Willow was actually the first movie on which Howard received final cut, the director revealed at an American Cinematheque screening celebrating his work. He has producer George Lucas to thank for it.

“He was the first one to give me final cut in fact,” Howard said. “That’s how I got it into my contract was that George gave it to me on this movie. Not that he didn’t have a lot of opinions. He did, but he really did encourage me to apply my sensibility and my voice to it.”

Lucas hired Howard to direct Willow, which also utilized Lucas’s Industrial Light and Magic visual effects company. Howard returned to Lucasfilm to direct Solo: A Star Wars Story for Kathleen Kennedy, and reflected on Lucasfilm then and now.
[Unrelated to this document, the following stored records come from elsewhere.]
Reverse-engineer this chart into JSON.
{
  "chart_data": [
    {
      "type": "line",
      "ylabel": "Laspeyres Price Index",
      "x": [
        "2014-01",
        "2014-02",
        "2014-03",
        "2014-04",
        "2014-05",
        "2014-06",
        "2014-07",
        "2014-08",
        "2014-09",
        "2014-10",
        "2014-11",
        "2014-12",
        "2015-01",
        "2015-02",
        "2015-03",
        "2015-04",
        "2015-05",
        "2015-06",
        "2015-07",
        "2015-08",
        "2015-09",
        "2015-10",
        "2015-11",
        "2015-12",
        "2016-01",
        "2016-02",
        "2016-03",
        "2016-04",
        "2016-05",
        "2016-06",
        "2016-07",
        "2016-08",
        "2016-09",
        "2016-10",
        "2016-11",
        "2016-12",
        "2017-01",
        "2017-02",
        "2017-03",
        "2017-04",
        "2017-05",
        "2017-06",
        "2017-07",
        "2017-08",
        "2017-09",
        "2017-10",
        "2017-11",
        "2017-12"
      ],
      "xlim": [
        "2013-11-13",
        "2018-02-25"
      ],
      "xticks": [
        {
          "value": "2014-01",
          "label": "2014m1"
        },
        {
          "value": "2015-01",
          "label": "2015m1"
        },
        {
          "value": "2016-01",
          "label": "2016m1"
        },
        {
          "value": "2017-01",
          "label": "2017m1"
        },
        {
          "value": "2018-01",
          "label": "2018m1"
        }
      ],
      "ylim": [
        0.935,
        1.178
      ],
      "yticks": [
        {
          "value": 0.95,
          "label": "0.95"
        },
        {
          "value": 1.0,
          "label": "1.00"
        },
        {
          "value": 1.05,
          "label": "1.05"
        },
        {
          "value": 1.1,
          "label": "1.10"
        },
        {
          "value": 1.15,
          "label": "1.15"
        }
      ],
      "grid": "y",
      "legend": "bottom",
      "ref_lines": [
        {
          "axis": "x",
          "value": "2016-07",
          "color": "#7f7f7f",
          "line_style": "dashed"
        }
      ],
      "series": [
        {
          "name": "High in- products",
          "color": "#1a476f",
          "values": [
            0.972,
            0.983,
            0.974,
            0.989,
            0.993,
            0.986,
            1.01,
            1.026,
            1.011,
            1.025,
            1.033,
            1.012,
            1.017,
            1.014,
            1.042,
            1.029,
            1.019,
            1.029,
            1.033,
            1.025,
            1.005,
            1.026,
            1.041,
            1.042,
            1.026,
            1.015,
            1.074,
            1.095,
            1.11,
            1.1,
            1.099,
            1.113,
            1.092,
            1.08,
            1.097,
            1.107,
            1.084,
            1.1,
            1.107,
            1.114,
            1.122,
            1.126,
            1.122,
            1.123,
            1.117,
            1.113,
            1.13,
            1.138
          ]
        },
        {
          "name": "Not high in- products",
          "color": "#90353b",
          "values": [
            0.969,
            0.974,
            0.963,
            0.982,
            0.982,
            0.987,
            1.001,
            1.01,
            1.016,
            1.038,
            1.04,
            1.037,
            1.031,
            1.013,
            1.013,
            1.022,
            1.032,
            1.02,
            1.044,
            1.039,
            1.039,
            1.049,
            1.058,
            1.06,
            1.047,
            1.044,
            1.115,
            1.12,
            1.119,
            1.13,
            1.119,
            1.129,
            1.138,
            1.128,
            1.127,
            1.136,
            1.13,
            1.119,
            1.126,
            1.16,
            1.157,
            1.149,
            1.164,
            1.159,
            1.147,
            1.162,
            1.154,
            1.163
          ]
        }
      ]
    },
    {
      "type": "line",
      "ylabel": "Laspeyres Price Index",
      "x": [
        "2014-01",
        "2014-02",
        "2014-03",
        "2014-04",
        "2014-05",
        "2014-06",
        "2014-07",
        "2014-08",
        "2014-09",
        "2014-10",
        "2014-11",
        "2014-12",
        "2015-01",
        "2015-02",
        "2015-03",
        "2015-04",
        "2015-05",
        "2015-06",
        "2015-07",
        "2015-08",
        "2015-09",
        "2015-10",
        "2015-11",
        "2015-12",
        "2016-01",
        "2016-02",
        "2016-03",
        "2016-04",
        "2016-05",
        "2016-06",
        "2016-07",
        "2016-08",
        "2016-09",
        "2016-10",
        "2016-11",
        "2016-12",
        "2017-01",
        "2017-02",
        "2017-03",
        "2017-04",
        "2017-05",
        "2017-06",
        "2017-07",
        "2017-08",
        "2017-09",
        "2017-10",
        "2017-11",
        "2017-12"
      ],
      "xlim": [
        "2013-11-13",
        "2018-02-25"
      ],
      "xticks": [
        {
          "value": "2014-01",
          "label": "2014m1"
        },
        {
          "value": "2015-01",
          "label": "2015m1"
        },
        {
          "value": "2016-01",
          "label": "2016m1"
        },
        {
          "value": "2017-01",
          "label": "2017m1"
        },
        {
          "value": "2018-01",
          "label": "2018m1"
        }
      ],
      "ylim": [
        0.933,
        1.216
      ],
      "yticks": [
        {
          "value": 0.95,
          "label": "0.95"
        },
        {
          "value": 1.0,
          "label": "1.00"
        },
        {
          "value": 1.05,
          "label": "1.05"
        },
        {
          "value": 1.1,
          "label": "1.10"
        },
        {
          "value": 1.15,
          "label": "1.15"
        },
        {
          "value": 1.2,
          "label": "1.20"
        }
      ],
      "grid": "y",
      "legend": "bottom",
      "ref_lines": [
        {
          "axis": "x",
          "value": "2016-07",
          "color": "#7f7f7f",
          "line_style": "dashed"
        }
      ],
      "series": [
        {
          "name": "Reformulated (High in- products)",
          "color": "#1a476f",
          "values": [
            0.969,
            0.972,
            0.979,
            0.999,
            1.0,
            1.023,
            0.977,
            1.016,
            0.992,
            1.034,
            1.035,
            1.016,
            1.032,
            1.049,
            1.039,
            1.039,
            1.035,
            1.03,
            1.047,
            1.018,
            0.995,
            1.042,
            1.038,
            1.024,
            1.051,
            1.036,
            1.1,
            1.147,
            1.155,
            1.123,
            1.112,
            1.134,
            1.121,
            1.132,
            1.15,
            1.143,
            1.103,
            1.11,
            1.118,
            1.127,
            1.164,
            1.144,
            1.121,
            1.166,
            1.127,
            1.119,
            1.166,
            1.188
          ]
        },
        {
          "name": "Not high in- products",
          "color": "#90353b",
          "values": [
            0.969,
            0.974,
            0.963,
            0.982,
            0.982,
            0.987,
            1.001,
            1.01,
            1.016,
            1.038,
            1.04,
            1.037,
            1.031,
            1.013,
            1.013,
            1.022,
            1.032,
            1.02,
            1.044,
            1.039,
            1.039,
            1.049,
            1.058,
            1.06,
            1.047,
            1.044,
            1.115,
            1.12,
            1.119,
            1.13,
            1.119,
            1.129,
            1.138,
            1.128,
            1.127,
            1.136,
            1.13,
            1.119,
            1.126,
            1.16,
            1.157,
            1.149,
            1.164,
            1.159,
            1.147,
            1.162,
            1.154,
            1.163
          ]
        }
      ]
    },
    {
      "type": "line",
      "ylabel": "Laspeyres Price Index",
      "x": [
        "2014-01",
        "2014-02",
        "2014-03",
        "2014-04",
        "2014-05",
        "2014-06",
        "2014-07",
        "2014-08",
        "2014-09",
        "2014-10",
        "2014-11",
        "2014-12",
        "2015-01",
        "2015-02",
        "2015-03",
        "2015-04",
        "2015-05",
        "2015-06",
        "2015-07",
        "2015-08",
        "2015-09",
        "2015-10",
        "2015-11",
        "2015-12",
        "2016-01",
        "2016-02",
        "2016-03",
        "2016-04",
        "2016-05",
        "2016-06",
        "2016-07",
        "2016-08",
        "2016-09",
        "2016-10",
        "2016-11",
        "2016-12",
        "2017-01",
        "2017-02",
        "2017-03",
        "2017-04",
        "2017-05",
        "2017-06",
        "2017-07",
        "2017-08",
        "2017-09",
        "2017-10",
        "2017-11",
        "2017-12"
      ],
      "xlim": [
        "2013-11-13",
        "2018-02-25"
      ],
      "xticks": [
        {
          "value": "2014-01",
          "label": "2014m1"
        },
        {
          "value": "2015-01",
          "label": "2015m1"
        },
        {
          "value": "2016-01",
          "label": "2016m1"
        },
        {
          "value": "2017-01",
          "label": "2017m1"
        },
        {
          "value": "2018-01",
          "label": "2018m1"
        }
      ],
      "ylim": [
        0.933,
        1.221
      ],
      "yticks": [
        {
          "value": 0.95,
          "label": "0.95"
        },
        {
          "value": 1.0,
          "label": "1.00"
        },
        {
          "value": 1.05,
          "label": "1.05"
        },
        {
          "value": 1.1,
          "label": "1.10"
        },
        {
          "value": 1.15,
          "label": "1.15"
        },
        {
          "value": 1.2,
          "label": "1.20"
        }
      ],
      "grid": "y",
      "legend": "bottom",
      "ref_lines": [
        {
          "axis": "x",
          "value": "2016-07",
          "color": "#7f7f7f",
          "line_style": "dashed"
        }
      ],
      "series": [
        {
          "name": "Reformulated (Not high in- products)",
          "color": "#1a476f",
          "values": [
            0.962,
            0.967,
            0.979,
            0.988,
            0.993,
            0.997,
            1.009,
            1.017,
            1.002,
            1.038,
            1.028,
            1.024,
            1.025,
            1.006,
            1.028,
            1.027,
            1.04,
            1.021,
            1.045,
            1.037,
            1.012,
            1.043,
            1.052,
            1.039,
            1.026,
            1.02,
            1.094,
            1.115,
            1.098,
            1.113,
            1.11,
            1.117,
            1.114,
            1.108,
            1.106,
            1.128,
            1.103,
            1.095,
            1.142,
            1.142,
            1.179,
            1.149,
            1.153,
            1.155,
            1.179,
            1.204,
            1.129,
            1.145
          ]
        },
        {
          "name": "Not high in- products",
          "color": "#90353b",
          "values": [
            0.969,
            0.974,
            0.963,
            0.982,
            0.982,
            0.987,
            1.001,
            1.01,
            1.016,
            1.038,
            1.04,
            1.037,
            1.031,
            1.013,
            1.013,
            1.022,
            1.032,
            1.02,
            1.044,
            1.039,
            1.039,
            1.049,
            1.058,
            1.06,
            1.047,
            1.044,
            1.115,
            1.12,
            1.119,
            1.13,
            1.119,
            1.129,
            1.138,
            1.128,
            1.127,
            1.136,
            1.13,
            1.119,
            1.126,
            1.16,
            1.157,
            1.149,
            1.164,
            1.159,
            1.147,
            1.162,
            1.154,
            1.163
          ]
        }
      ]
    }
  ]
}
“On one hand, it’s very, very different because it’s led by Kathy [Kennedy] who has great reverence but has a different job,” Howard said. “That job is to build on the library, build on the heritage of it. She is very filmmaker centric and so she’s been cautious not to allow a broad schematic to take over. She really wants to feel her way.”

Lucas has not completely abandoned ship, Howard says. Though he respects Kennedy’s decisions, Lucas still chimes in on occasion.

“She talks to George,” Howard said. “George is very cautious about getting involved because he’s separated himself and he’s doing other things that he really cares about. I think he’s either all in or not in, so he’s really committed himself to being a great cheerleader and source of inspiration but not stepping on toes.”

Lucasfilm has expanded beyond its reach under Lucas. There will be a Star Wars TV series on Disney’s upcoming streaming service. Decades ago, Lucas attempted a live-action Star Wars television series that never got made.

“There’s this rich set of possibilities to be explored but I would also say, with Disney’s expanding appetite, not even so much movies but also what they want to try to do with their SVOD growth, Lucasfilm is certainly going to factor into that,” Howard said. “Jon Favreau is already doing one. There’s a lot of thinking as to how do you explore all of these new mediums in ways that remain true to the spirit of these stories but are progressing, which is something that George is entirely supportive of.”